The exhibition also highlights experimental works. Willie Cole’s Five Beauties Rising are a notable example. The five prints were produced using ironing boards that were flattened in different ways—beaten by hammers and sledges, stood on, or run over by trucks, for example. The finished product, a collection of tombstone-like shapes, is a moving tribute to the strength and resilience of generations of Black women in his family.
The curators hope that the pieces in this collection will stand the test of time and offer meaningful insights to viewers for years to come. This is a difficult task, made even more so because the curators must be highly selective in acquiring works due to limited space and resources at the Museums. Therefore, collaboration among people with different areas of expertise is essential to the curation process. Even so, it is important to note that many of the artists featured in the exhibition have already established names for themselves. “I think most of these works are [made] by fairly well-known, even canonical, artists at this point, or at least very successful within art worlds, even if they’re still just beginning to enter people’s radar,” Davidow said.
Despite the challenges of collecting contemporary modern art due to the uncertainty around which pieces will remain relevant, the Harvard Art Museums are investing heavily in the genre. According to Davidow, there is something particularly powerful and energizing about contemporary modern art, in part because there is an opportunity to engage with living artists.

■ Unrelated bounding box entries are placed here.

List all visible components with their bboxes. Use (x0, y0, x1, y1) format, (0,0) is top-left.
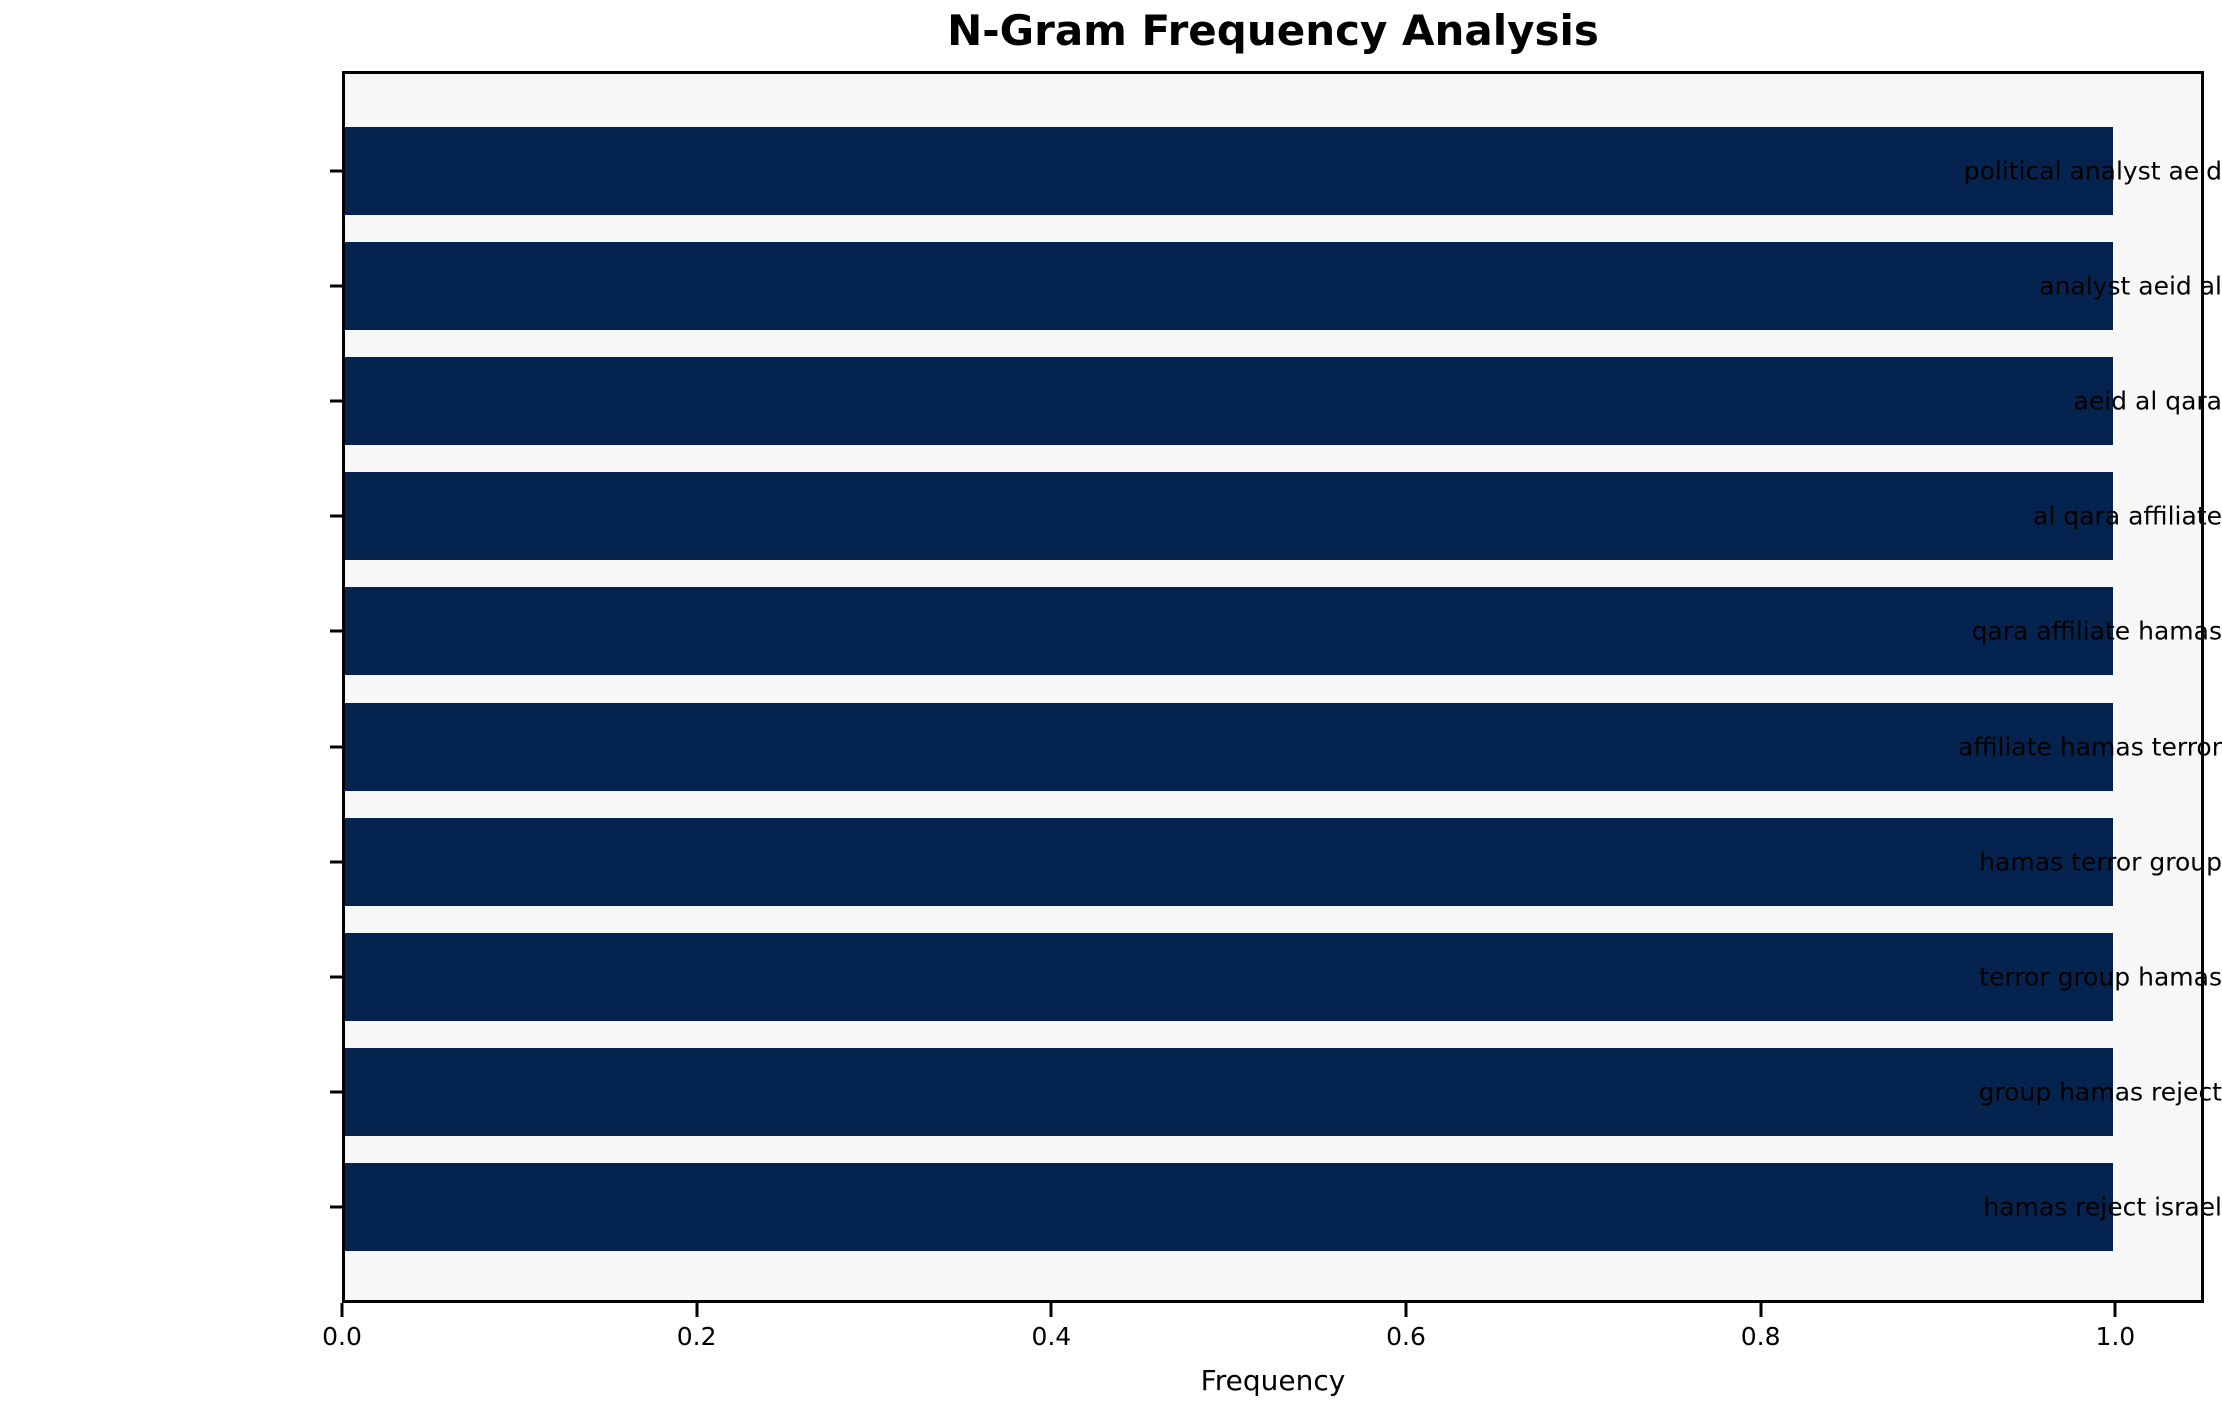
y-tick-label: political analyst aeid (1963, 156, 2222, 186)
bar (345, 932, 2113, 1021)
chart-title: N-Gram Frequency Analysis (947, 6, 1599, 55)
y-tick-mark (330, 169, 342, 173)
plot-area (342, 71, 2204, 1303)
x-tick-label: 1.0 (2095, 1322, 2136, 1351)
x-tick-mark (2113, 1303, 2117, 1317)
bar (345, 587, 2113, 676)
y-tick-mark (330, 1205, 342, 1209)
x-tick-mark (1759, 1303, 1763, 1317)
y-tick-label: hamas reject israel (1983, 1192, 2222, 1222)
y-tick-mark (330, 860, 342, 864)
x-tick-label: 0.4 (1031, 1322, 1072, 1351)
x-tick-label: 0.2 (676, 1322, 717, 1351)
y-tick-mark (330, 975, 342, 979)
x-tick-mark (695, 1303, 699, 1317)
bar (345, 702, 2113, 791)
y-tick-mark (330, 1090, 342, 1094)
x-tick-mark (340, 1303, 344, 1317)
y-tick-mark (330, 514, 342, 518)
bar (345, 357, 2113, 446)
y-tick-label: affiliate hamas terror (1958, 732, 2222, 761)
y-tick-label: qara affiliate hamas (1971, 616, 2222, 646)
bar (345, 1162, 2113, 1251)
y-tick-label: group hamas reject (1978, 1077, 2222, 1107)
bar (345, 242, 2113, 331)
y-tick-label: al qara affiliate (2033, 501, 2222, 531)
y-tick-mark (330, 399, 342, 403)
y-tick-mark (330, 745, 342, 748)
bar (345, 127, 2113, 215)
x-tick-label: 0.6 (1386, 1322, 1426, 1351)
y-tick-mark (330, 284, 342, 288)
x-tick-mark (1049, 1303, 1053, 1317)
bar (345, 1047, 2113, 1136)
y-tick-label: hamas terror group (1979, 847, 2222, 877)
x-tick-mark (1404, 1303, 1408, 1317)
bar (345, 817, 2113, 906)
y-tick-label: analyst aeid al (2039, 271, 2222, 301)
x-tick-label: 0.8 (1740, 1322, 1781, 1351)
y-tick-mark (330, 629, 342, 633)
y-tick-label: terror group hamas (1979, 962, 2222, 992)
bar (345, 472, 2113, 561)
x-axis-label: Frequency (1200, 1364, 1346, 1397)
x-tick-label: 0.0 (322, 1322, 362, 1351)
y-tick-label: aeid al qara (2073, 386, 2222, 416)
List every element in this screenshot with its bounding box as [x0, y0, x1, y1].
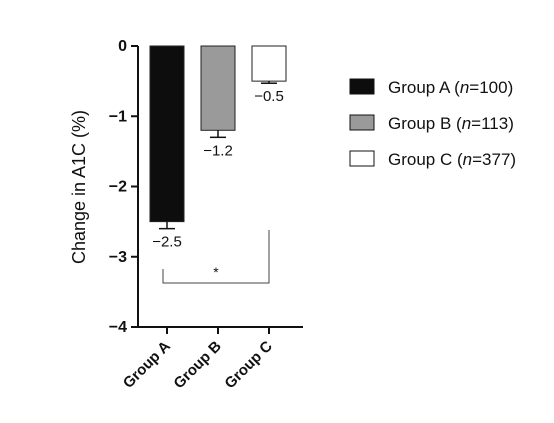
y-tick-label: −1 [109, 108, 127, 125]
significance-star: * [213, 264, 219, 280]
y-tick-label: −3 [109, 249, 127, 266]
bar [200, 45, 236, 131]
legend-swatch-group-c [349, 150, 375, 167]
bar [251, 45, 287, 82]
data-label: −0.5 [254, 88, 284, 105]
y-tick-label: −4 [109, 319, 127, 336]
bars: −2.5 −1.2 −0.5 [149, 45, 287, 251]
x-tick-label: Group B [170, 338, 225, 393]
y-axis-label: Change in A1C (%) [69, 110, 89, 264]
x-tick-label: Group C [221, 338, 276, 393]
bar [149, 45, 185, 223]
legend-entry-group-a: Group A (n=100) [349, 78, 513, 97]
legend-label-group-c: Group C (n=377) [388, 150, 516, 169]
legend-label-group-a: Group A (n=100) [388, 78, 513, 97]
y-tick-label: −2 [109, 179, 127, 196]
legend-swatch-group-a [349, 78, 375, 95]
legend-swatch-group-b [349, 114, 375, 131]
legend-entry-group-c: Group C (n=377) [349, 150, 516, 169]
y-tick-label: 0 [118, 38, 127, 55]
x-tick-label: Group A [120, 338, 174, 392]
data-label: −1.2 [203, 142, 233, 159]
legend-label-group-b: Group B (n=113) [388, 114, 514, 133]
legend-entry-group-b: Group B (n=113) [349, 114, 514, 133]
data-label: −2.5 [152, 234, 182, 251]
y-axis: 0 −1 −2 −3 −4 [109, 38, 139, 336]
significance-annotation: * [162, 230, 270, 284]
legend: Group A (n=100) Group B (n=113) Group C … [349, 78, 516, 169]
significance-bracket [162, 230, 270, 284]
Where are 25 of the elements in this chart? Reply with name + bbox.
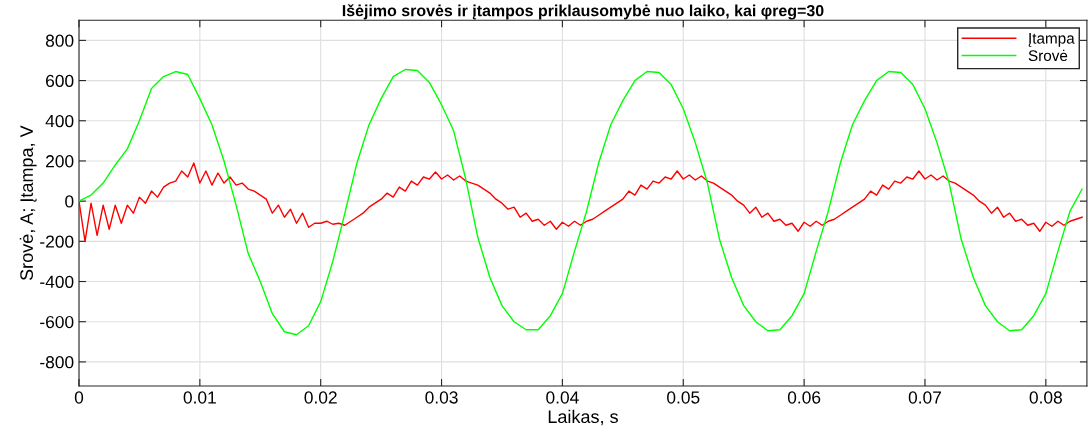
y-tick-label: 200 [46, 155, 74, 168]
x-tick-label: 0.08 [1029, 391, 1062, 404]
x-tick-label: 0.05 [667, 391, 700, 404]
x-tick-label: 0.02 [304, 391, 337, 404]
y-tick-label: 400 [45, 114, 74, 128]
y-tick-label: 0 [65, 195, 74, 208]
x-tick-label: 0.01 [183, 391, 216, 404]
y-tick-label: -600 [40, 315, 74, 329]
x-axis-title: Laikas, s [548, 409, 618, 426]
y-tick-label: -800 [40, 356, 74, 369]
x-tick-label: 0.06 [787, 391, 821, 404]
x-tick-label: 0.03 [425, 391, 458, 404]
chart-title: Išėjimo srovės ir įtampos priklausomybė nuo laiko, kai φreg=30 [342, 4, 824, 20]
y-tick-label: 600 [46, 74, 74, 88]
y-axis-title: Srovė, A; Įtampa, V [19, 125, 37, 281]
x-tick-label: 0 [74, 391, 84, 404]
x-tick-label: 0.04 [546, 391, 579, 404]
line-series [78, 68, 1083, 336]
legend-label: Įtampa [1028, 33, 1075, 47]
legend-label: Srovė [1028, 49, 1068, 62]
y-tick-label: 800 [45, 34, 74, 47]
y-tick-label: -200 [40, 235, 74, 248]
line-series [78, 162, 1083, 243]
y-tick-label: -400 [40, 275, 74, 288]
x-tick-label: 0.07 [908, 391, 941, 404]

Davidow himself was able to interview Chinese photographer Guanyu Xu about Worlds Within Worlds, a mesmerizing photograph of the artist amid an elaborate installation of other photographic works he hung in his parents’ home. The work speaks to Xu’s own identity as a queer artist hiding from his parents, touches upon geopolitical issues by referencing Chinese-American relations, and even alludes to issues around social media, all while participating in different image-making discourses and practices. Davidow was excited to cultivate a relationship with the artist and gain deeper insights into his work. “It’s important, as a museum, that we look ahead, that we’re future minded, that we think about people who are actively contributing to discourses and practices of art and cultural production,” he said.
“This show is really hoping to welcome all types of people across the university and across the wider community and to help people get a better sense of what we have to offer as an institution,” Davidow said.
After wandering around the exhibition, I left inspired and in awe of the inventive and surprising works I had witnessed. I encourage you to find out for yourself what is in store for the future of Harvard Art Museums at Future Minded.
The Harvard Art Museums’ Future Minded exhibition is on display at the Fogg Museum through July 21, 2024. Admission is free to all.